Competing at this rate means you’ll combust
before you ever find what to pursue.”
“I know what to pursue. It is the good
of home place, build it up more,” Ai explained,
“first, engineer. If very good, I could
enroll in Tsinghua.” “What if unconstrained?
How do you know that engineering’s where
you’ll find your love?” “Choice not existing, Stel.
I get good money, then can maybe care
for parents, have my family.” “No, rebel
a little! I had nothing till I found
my independent self,” Stel stroked her hound
154.
to calm again. “You’re right,” Ai said, “than me,
you had much less. No parent and no friend.”
“You have no friends now,” Stel said flaccidly.
“Ha! Here you miss so much,” Ai did contend,
“we talk, QQ, like SMS. We each
to other offering support. You look
for what you know. You think that it has reach
here. Maybe you can’t see.” Had Stel mistook
reality through blue-tinged glasses? Sure,
the students that she knew back home obsessed
sometimes about their grades too. But they were
less categorically so plagued, so stressed.
Or were they? Did she really comprehend
what built belonging ’pon which folks depend?
155.
She’d soured at stench of conflict in the air,
and stormed a bit when Ai’d claimed she was wrong
about her observation. She compared
this country’s ways with what she’d known lifelong,
experience and eyes and mind were all
the tools she had to craft perspectives from.
A want for peace caused her to reach for small
anthology beside her bed. Succumb
to swirling thoughts of nature, pleasant swoon
to poems that freed esprit from city’s pull.
Its spirit leans like a thin hook, read “Moon”,
or opens round like Han-loom fans, eyefuls
were dreamed. Whose slender shadow’s nature is
to be full—Abu popped to mind. It’s his
156.
approach to life this poem described. How strange,
that classic China threaded long ago
the link between the moon’s endless phase change
and how human ambition’s to outgrow
our born-form size. Its closing line was: seen
from everywhere in human world. She saw
Abu as moon, directing figurines,
conducting constellations. Image gnawed
at her, this conjured hidden power it claimed.
Of course she wanted him to reach his dreams.
But something felt still empty in this fame.

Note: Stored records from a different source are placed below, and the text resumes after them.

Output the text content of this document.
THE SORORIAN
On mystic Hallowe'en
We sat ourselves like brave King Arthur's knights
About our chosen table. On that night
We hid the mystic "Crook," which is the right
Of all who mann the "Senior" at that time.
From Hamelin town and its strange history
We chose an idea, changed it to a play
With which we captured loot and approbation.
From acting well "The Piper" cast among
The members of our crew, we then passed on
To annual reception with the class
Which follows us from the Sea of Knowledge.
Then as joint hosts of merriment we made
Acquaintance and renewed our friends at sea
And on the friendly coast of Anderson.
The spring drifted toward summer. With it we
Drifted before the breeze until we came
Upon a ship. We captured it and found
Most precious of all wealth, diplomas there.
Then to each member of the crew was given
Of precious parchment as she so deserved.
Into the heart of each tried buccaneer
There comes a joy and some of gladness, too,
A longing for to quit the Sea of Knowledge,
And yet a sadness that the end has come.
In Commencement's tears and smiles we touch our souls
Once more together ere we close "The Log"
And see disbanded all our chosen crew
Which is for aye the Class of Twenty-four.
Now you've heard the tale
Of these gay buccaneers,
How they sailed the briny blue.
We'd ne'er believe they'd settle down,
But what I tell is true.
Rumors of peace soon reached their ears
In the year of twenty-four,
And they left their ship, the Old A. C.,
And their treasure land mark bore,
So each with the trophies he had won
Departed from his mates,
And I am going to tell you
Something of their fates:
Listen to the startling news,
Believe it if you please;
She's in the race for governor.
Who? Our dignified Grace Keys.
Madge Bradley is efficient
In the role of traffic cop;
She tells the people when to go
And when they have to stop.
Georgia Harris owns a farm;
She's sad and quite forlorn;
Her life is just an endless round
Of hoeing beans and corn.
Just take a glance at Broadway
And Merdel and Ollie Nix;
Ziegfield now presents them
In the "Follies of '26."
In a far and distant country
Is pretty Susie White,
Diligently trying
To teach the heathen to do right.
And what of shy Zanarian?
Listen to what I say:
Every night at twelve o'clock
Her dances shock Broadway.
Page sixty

As Ai said, who was she to claim esteem’s
obtained in one same way for everyone?
Was knowing selves quite ever fully done?
157.
An only-partly satisfying sleep
expectedly brought forth another day.
Stel stayed composed, avoiding slip toward weep,
but raggedness pervaded vertebrae.
Per yesterday’s agreement, she arrived
back at the courtyard tree to meet the boy
who sought an English partner, a contrived
transactional camaraderie. BLING toyed
with sticks on ground, and snapped his jaws at bugs,
on constant prowl around the premises,
preferred to being kept as housebound slug.
The boy walked up. “Hello!” (The genesis
of language partnership.) “Um… how are you?”
he asked, as textbooks all instructed to.
158.
“I’m fine, and you?” Stel said, suppressing laugh
at awkwardness rote language forced them toward.
“I’m fine,” he said, “my name is Qin,” his half
of scripted conversation she abhorred.
“And what is your?” “It’s ‘what is yours?’ And mine
is Stella.” “I from China. Where is yours?”
Stel guessed that he learned quickly from the line,
despite its incorrectness. Reassured
this might be useful use of time, she eased.
“I come from Tanzania.” “Where is that?”
“In Africa. What is it in Chinese?”
“Fēizhōu. Nǐ shìgè Fēizhōu rén,” voice flat
on neighbor syllables in high first tone.
Reminded how hard tones are, Stella groaned.